Thanks for your quick response and great picture

But I still have one question, is it that if the length of LIS = 4,
your network will have 2 layers of missions between the start layer and end layer? If no, how can you guarantee that every augmenting path will have length of LIS?

kmhasan · Post by **kmhasan** » Sun Sep 05, 2004 7:16 pm

That actually follows from our construction of the network. Our network is basically a multistage graph that you form for finding all possible LISs of a sequence. Before I start to make it more confusing, let me clarify through a picture:

We construct this multistage graph for the sequece:

Code: Select all

A = <6, 5, 2, 15, 7, 4, 10, 9, 8, 16, 14, 12, 11>

Now, we would only connect the source, s to the nodes of the final stage. And the sink, t will only be connected to the nodes of the first stage. For any augmenting path we know that it has to go from the source to the sink. Therefore, it is bound to go through the all the stages -- which actually ensures that we have a path length of LIS for each and every augmenting path. Agreed?

.. · Post by .. » Mon Sep 06, 2004 6:39 pm

Agree

So, before constructing the network, you have to use the LIS algorithm
to decide putting each mission at which stage, right?

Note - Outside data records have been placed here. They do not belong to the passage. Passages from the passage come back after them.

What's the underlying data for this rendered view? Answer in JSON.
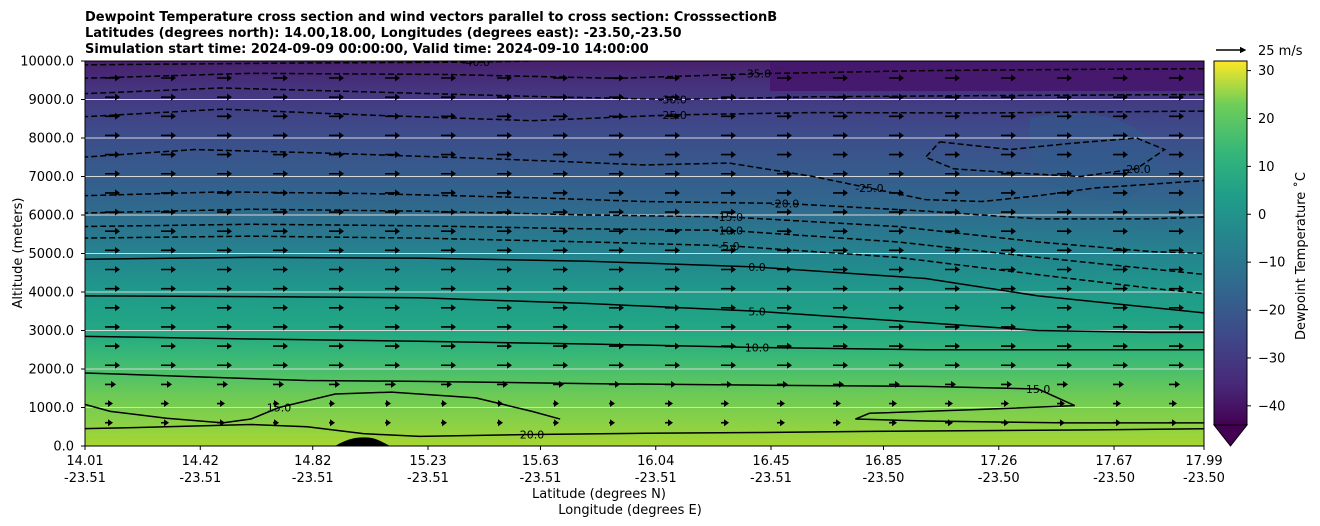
{
  "chart_data": {
    "type": "contour",
    "title_lines": [
      "Dewpoint Temperature cross section and wind vectors parallel to cross section: CrosssectionB",
      "Latitudes (degrees north): 14.00,18.00, Longitudes (degrees east): -23.50,-23.50",
      "Simulation start time: 2024-09-09 00:00:00, Valid time: 2024-09-10 14:00:00"
    ],
    "ylabel": "Altitude (meters)",
    "xlabel_lat": "Latitude (degrees N)",
    "xlabel_lon": "Longitude (degrees E)",
    "ylim": [
      0,
      10000
    ],
    "y_ticks": [
      "0.0",
      "1000.0",
      "2000.0",
      "3000.0",
      "4000.0",
      "5000.0",
      "6000.0",
      "7000.0",
      "8000.0",
      "9000.0",
      "10000.0"
    ],
    "x_ticks": [
      {
        "lat": "14.01",
        "lon": "-23.51"
      },
      {
        "lat": "14.42",
        "lon": "-23.51"
      },
      {
        "lat": "14.82",
        "lon": "-23.51"
      },
      {
        "lat": "15.23",
        "lon": "-23.51"
      },
      {
        "lat": "15.63",
        "lon": "-23.51"
      },
      {
        "lat": "16.04",
        "lon": "-23.51"
      },
      {
        "lat": "16.45",
        "lon": "-23.51"
      },
      {
        "lat": "16.85",
        "lon": "-23.50"
      },
      {
        "lat": "17.26",
        "lon": "-23.50"
      },
      {
        "lat": "17.67",
        "lon": "-23.50"
      },
      {
        "lat": "17.99",
        "lon": "-23.50"
      }
    ],
    "colorbar": {
      "label": "Dewpoint Temperature ˚C",
      "ticks": [
        "30",
        "20",
        "10",
        "0",
        "−10",
        "−20",
        "−30",
        "−40"
      ],
      "range": [
        -44,
        32
      ],
      "extend": "min",
      "colormap": "viridis"
    },
    "quiver_key": {
      "label": "25 m/s"
    },
    "grid": true,
    "contours": [
      {
        "level": -40,
        "label": "-40.0",
        "dashed": true,
        "points": [
          [
            14.0,
            9900
          ],
          [
            14.8,
            9950
          ],
          [
            15.4,
            9970
          ],
          [
            15.6,
            10000
          ]
        ]
      },
      {
        "level": -35,
        "label": "-35.0",
        "dashed": true,
        "points": [
          [
            14.0,
            9550
          ],
          [
            14.6,
            9680
          ],
          [
            15.3,
            9650
          ],
          [
            15.9,
            9550
          ],
          [
            16.4,
            9670
          ],
          [
            17.0,
            9750
          ],
          [
            17.5,
            9780
          ],
          [
            18.0,
            9800
          ]
        ]
      },
      {
        "level": -30,
        "label": "-30.0",
        "dashed": true,
        "points": [
          [
            14.0,
            9150
          ],
          [
            14.5,
            9300
          ],
          [
            15.0,
            9200
          ],
          [
            15.6,
            9080
          ],
          [
            16.1,
            9000
          ],
          [
            16.6,
            9070
          ],
          [
            17.2,
            9100
          ],
          [
            18.0,
            9130
          ]
        ]
      },
      {
        "level": -25,
        "label": "-25.0",
        "dashed": true,
        "points": [
          [
            14.0,
            8550
          ],
          [
            14.5,
            8750
          ],
          [
            15.0,
            8600
          ],
          [
            15.6,
            8450
          ],
          [
            16.1,
            8600
          ],
          [
            16.6,
            8660
          ],
          [
            17.2,
            8650
          ],
          [
            18.0,
            8700
          ]
        ]
      },
      {
        "level": -25,
        "label": "-25.0",
        "dashed": true,
        "points": [
          [
            14.0,
            7500
          ],
          [
            14.4,
            7700
          ],
          [
            14.9,
            7600
          ],
          [
            15.5,
            7450
          ],
          [
            16.0,
            7300
          ],
          [
            16.3,
            7350
          ],
          [
            16.6,
            7000
          ],
          [
            16.8,
            6700
          ],
          [
            17.0,
            6400
          ],
          [
            17.2,
            6350
          ],
          [
            17.4,
            6500
          ],
          [
            17.6,
            6700
          ],
          [
            17.8,
            6800
          ],
          [
            18.0,
            6900
          ]
        ]
      },
      {
        "level": -20,
        "label": "-20.0",
        "dashed": true,
        "points": [
          [
            17.05,
            7900
          ],
          [
            17.3,
            7700
          ],
          [
            17.5,
            7850
          ],
          [
            17.75,
            8000
          ],
          [
            17.85,
            7700
          ],
          [
            17.75,
            7200
          ],
          [
            17.55,
            7000
          ],
          [
            17.3,
            7100
          ],
          [
            17.1,
            7200
          ],
          [
            17.0,
            7500
          ],
          [
            17.05,
            7900
          ]
        ]
      },
      {
        "level": -20,
        "label": "-20.0",
        "dashed": true,
        "points": [
          [
            14.0,
            6500
          ],
          [
            14.5,
            6600
          ],
          [
            15.0,
            6560
          ],
          [
            15.6,
            6450
          ],
          [
            16.0,
            6350
          ],
          [
            16.5,
            6300
          ],
          [
            17.0,
            6100
          ],
          [
            17.4,
            5900
          ],
          [
            17.8,
            5900
          ],
          [
            18.0,
            5950
          ]
        ]
      },
      {
        "level": -15,
        "label": "-15.0",
        "dashed": true,
        "points": [
          [
            14.0,
            6050
          ],
          [
            14.6,
            6150
          ],
          [
            15.2,
            6100
          ],
          [
            15.8,
            6000
          ],
          [
            16.3,
            5950
          ],
          [
            16.9,
            5700
          ],
          [
            17.4,
            5300
          ],
          [
            17.8,
            5050
          ],
          [
            18.0,
            5000
          ]
        ]
      },
      {
        "level": -10,
        "label": "-10.0",
        "dashed": true,
        "points": [
          [
            14.0,
            5700
          ],
          [
            14.6,
            5760
          ],
          [
            15.2,
            5720
          ],
          [
            15.8,
            5640
          ],
          [
            16.3,
            5600
          ],
          [
            16.9,
            5300
          ],
          [
            17.4,
            4900
          ],
          [
            17.8,
            4600
          ],
          [
            18.0,
            4450
          ]
        ]
      },
      {
        "level": -5,
        "label": "-5.0",
        "dashed": true,
        "points": [
          [
            14.0,
            5400
          ],
          [
            14.6,
            5450
          ],
          [
            15.2,
            5400
          ],
          [
            15.8,
            5300
          ],
          [
            16.3,
            5200
          ],
          [
            16.9,
            4900
          ],
          [
            17.4,
            4450
          ],
          [
            17.8,
            4100
          ],
          [
            18.0,
            3950
          ]
        ]
      },
      {
        "level": 0,
        "label": "0.0",
        "dashed": false,
        "points": [
          [
            14.0,
            4850
          ],
          [
            14.6,
            4900
          ],
          [
            15.2,
            4880
          ],
          [
            15.8,
            4800
          ],
          [
            16.4,
            4650
          ],
          [
            17.0,
            4350
          ],
          [
            17.4,
            3900
          ],
          [
            17.8,
            3600
          ],
          [
            18.0,
            3450
          ]
        ]
      },
      {
        "level": 5,
        "label": "5.0",
        "dashed": false,
        "points": [
          [
            14.0,
            3900
          ],
          [
            14.6,
            3880
          ],
          [
            15.2,
            3850
          ],
          [
            15.8,
            3700
          ],
          [
            16.4,
            3500
          ],
          [
            17.0,
            3200
          ],
          [
            17.4,
            3000
          ],
          [
            17.8,
            2950
          ],
          [
            18.0,
            2950
          ]
        ]
      },
      {
        "level": 10,
        "label": "10.0",
        "dashed": false,
        "points": [
          [
            14.0,
            2850
          ],
          [
            14.6,
            2780
          ],
          [
            15.2,
            2720
          ],
          [
            15.8,
            2650
          ],
          [
            16.4,
            2560
          ],
          [
            17.0,
            2500
          ],
          [
            17.6,
            2500
          ],
          [
            18.0,
            2500
          ]
        ]
      },
      {
        "level": 15,
        "label": "15.0",
        "dashed": false,
        "points": [
          [
            14.0,
            1900
          ],
          [
            14.4,
            1800
          ],
          [
            14.8,
            1700
          ],
          [
            15.2,
            1680
          ],
          [
            15.8,
            1620
          ],
          [
            16.4,
            1580
          ],
          [
            17.0,
            1550
          ],
          [
            17.4,
            1480
          ],
          [
            17.53,
            1050
          ],
          [
            17.2,
            950
          ],
          [
            16.8,
            850
          ],
          [
            16.75,
            700
          ],
          [
            17.0,
            650
          ],
          [
            17.5,
            600
          ],
          [
            18.0,
            600
          ]
        ]
      },
      {
        "level": 15,
        "label": "15.0",
        "dashed": false,
        "points": [
          [
            14.0,
            1100
          ],
          [
            14.1,
            900
          ],
          [
            14.3,
            720
          ],
          [
            14.5,
            600
          ],
          [
            14.6,
            700
          ],
          [
            14.7,
            1000
          ],
          [
            14.9,
            1350
          ],
          [
            15.1,
            1400
          ],
          [
            15.4,
            1250
          ],
          [
            15.6,
            900
          ],
          [
            15.7,
            700
          ]
        ]
      },
      {
        "level": 20,
        "label": "20.0",
        "dashed": false,
        "points": [
          [
            14.0,
            450
          ],
          [
            14.2,
            480
          ],
          [
            14.4,
            520
          ],
          [
            14.6,
            560
          ],
          [
            14.8,
            500
          ],
          [
            15.0,
            320
          ],
          [
            15.2,
            250
          ],
          [
            15.6,
            300
          ],
          [
            16.0,
            330
          ],
          [
            16.4,
            350
          ],
          [
            16.8,
            380
          ],
          [
            17.2,
            400
          ],
          [
            17.6,
            420
          ],
          [
            18.0,
            450
          ]
        ]
      }
    ]
  }
}
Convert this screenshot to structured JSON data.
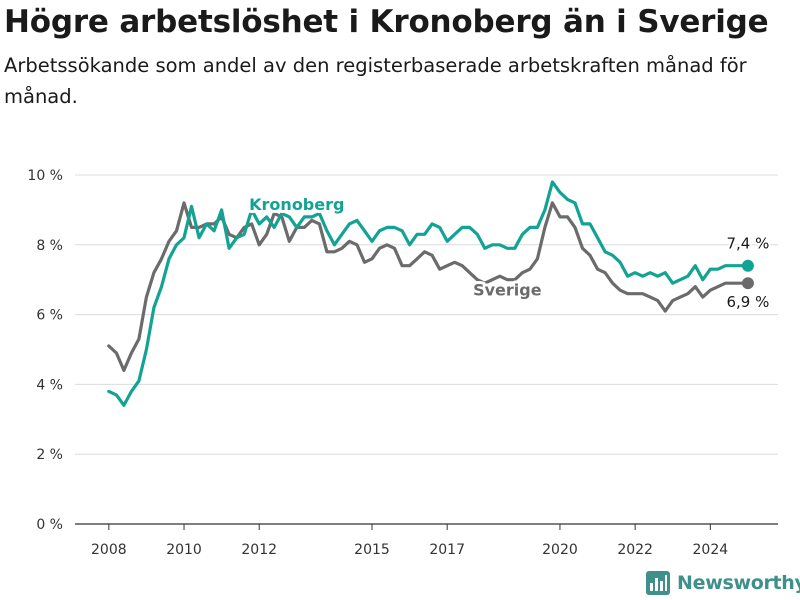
{
  "title": "Högre arbetslöshet i Kronoberg än i Sverige",
  "subtitle": "Arbetssökande som andel av den registerbaserade arbetskraften månad för månad.",
  "brand": {
    "name": "Newsworthy",
    "icon": "bar-chart-logo-icon",
    "color": "#3f8f8a"
  },
  "colors": {
    "kronoberg": "#12a394",
    "sverige": "#6b6b6b",
    "grid": "#dcdcdc",
    "axis": "#333333"
  },
  "chart_data": {
    "type": "line",
    "title": "Högre arbetslöshet i Kronoberg än i Sverige",
    "ylim": [
      0,
      10
    ],
    "xlim": [
      2007.1,
      2025.8
    ],
    "y_ticks": [
      0,
      2,
      4,
      6,
      8,
      10
    ],
    "y_tick_labels": [
      "0 %",
      "2 %",
      "4 %",
      "6 %",
      "8 %",
      "10 %"
    ],
    "x_ticks": [
      2008,
      2010,
      2012,
      2015,
      2017,
      2020,
      2022,
      2024
    ],
    "x_tick_labels": [
      "2008",
      "2010",
      "2012",
      "2015",
      "2017",
      "2020",
      "2022",
      "2024"
    ],
    "grid": "horizontal",
    "series": [
      {
        "name": "Kronoberg",
        "color": "#12a394",
        "end_label": "7,4 %",
        "x": [
          2008.0,
          2008.2,
          2008.4,
          2008.6,
          2008.8,
          2009.0,
          2009.2,
          2009.4,
          2009.6,
          2009.8,
          2010.0,
          2010.2,
          2010.4,
          2010.6,
          2010.8,
          2011.0,
          2011.2,
          2011.4,
          2011.6,
          2011.8,
          2012.0,
          2012.2,
          2012.4,
          2012.6,
          2012.8,
          2013.0,
          2013.2,
          2013.4,
          2013.6,
          2013.8,
          2014.0,
          2014.2,
          2014.4,
          2014.6,
          2014.8,
          2015.0,
          2015.2,
          2015.4,
          2015.6,
          2015.8,
          2016.0,
          2016.2,
          2016.4,
          2016.6,
          2016.8,
          2017.0,
          2017.2,
          2017.4,
          2017.6,
          2017.8,
          2018.0,
          2018.2,
          2018.4,
          2018.6,
          2018.8,
          2019.0,
          2019.2,
          2019.4,
          2019.6,
          2019.8,
          2020.0,
          2020.2,
          2020.4,
          2020.6,
          2020.8,
          2021.0,
          2021.2,
          2021.4,
          2021.6,
          2021.8,
          2022.0,
          2022.2,
          2022.4,
          2022.6,
          2022.8,
          2023.0,
          2023.2,
          2023.4,
          2023.6,
          2023.8,
          2024.0,
          2024.2,
          2024.4,
          2024.6,
          2024.8,
          2025.0
        ],
        "y": [
          3.8,
          3.7,
          3.4,
          3.8,
          4.1,
          5.0,
          6.2,
          6.8,
          7.6,
          8.0,
          8.2,
          9.1,
          8.2,
          8.6,
          8.4,
          9.0,
          7.9,
          8.2,
          8.3,
          9.0,
          8.6,
          8.8,
          8.5,
          8.9,
          8.8,
          8.5,
          8.8,
          8.8,
          8.9,
          8.4,
          8.0,
          8.3,
          8.6,
          8.7,
          8.4,
          8.1,
          8.4,
          8.5,
          8.5,
          8.4,
          8.0,
          8.3,
          8.3,
          8.6,
          8.5,
          8.1,
          8.3,
          8.5,
          8.5,
          8.3,
          7.9,
          8.0,
          8.0,
          7.9,
          7.9,
          8.3,
          8.5,
          8.5,
          9.0,
          9.8,
          9.5,
          9.3,
          9.2,
          8.6,
          8.6,
          8.2,
          7.8,
          7.7,
          7.5,
          7.1,
          7.2,
          7.1,
          7.2,
          7.1,
          7.2,
          6.9,
          7.0,
          7.1,
          7.4,
          7.0,
          7.3,
          7.3,
          7.4,
          7.4,
          7.4,
          7.4
        ]
      },
      {
        "name": "Sverige",
        "color": "#6b6b6b",
        "end_label": "6,9 %",
        "x": [
          2008.0,
          2008.2,
          2008.4,
          2008.6,
          2008.8,
          2009.0,
          2009.2,
          2009.4,
          2009.6,
          2009.8,
          2010.0,
          2010.2,
          2010.4,
          2010.6,
          2010.8,
          2011.0,
          2011.2,
          2011.4,
          2011.6,
          2011.8,
          2012.0,
          2012.2,
          2012.4,
          2012.6,
          2012.8,
          2013.0,
          2013.2,
          2013.4,
          2013.6,
          2013.8,
          2014.0,
          2014.2,
          2014.4,
          2014.6,
          2014.8,
          2015.0,
          2015.2,
          2015.4,
          2015.6,
          2015.8,
          2016.0,
          2016.2,
          2016.4,
          2016.6,
          2016.8,
          2017.0,
          2017.2,
          2017.4,
          2017.6,
          2017.8,
          2018.0,
          2018.2,
          2018.4,
          2018.6,
          2018.8,
          2019.0,
          2019.2,
          2019.4,
          2019.6,
          2019.8,
          2020.0,
          2020.2,
          2020.4,
          2020.6,
          2020.8,
          2021.0,
          2021.2,
          2021.4,
          2021.6,
          2021.8,
          2022.0,
          2022.2,
          2022.4,
          2022.6,
          2022.8,
          2023.0,
          2023.2,
          2023.4,
          2023.6,
          2023.8,
          2024.0,
          2024.2,
          2024.4,
          2024.6,
          2024.8,
          2025.0
        ],
        "y": [
          5.1,
          4.9,
          4.4,
          4.9,
          5.3,
          6.5,
          7.2,
          7.6,
          8.1,
          8.4,
          9.2,
          8.5,
          8.5,
          8.6,
          8.6,
          8.8,
          8.3,
          8.2,
          8.5,
          8.6,
          8.0,
          8.3,
          8.9,
          8.8,
          8.1,
          8.5,
          8.5,
          8.7,
          8.6,
          7.8,
          7.8,
          7.9,
          8.1,
          8.0,
          7.5,
          7.6,
          7.9,
          8.0,
          7.9,
          7.4,
          7.4,
          7.6,
          7.8,
          7.7,
          7.3,
          7.4,
          7.5,
          7.4,
          7.2,
          7.0,
          6.9,
          7.0,
          7.1,
          7.0,
          7.0,
          7.2,
          7.3,
          7.6,
          8.5,
          9.2,
          8.8,
          8.8,
          8.5,
          7.9,
          7.7,
          7.3,
          7.2,
          6.9,
          6.7,
          6.6,
          6.6,
          6.6,
          6.5,
          6.4,
          6.1,
          6.4,
          6.5,
          6.6,
          6.8,
          6.5,
          6.7,
          6.8,
          6.9,
          6.9,
          6.9,
          6.9
        ]
      }
    ],
    "annotations": [
      {
        "text": "Kronoberg",
        "series": "Kronoberg",
        "x": 2013.0,
        "y": 9.0
      },
      {
        "text": "Sverige",
        "series": "Sverige",
        "x": 2018.6,
        "y": 6.55
      }
    ]
  }
}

kmhasan · Post by **kmhasan** » Mon Sep 06, 2004 7:18 pm

Right.

Khaled_912 · Post by **Khaled_912** » Wed Aug 23, 2006 4:01 am

kmhasan wrote: From the 1st vertex connect using a unit edge to the 2nd vertex of the missions that appear before this mission and are easier than the one at hand.

Well, this seems not to be correct. Let h be the length of the maximum sequence of missions ending with 'i'. In this case, 2nd vertex of mission 'j' is connected to the first vertex of mission 'i' iff h = h[j] + 1 (which also implies that difficulty > difficulty[j]).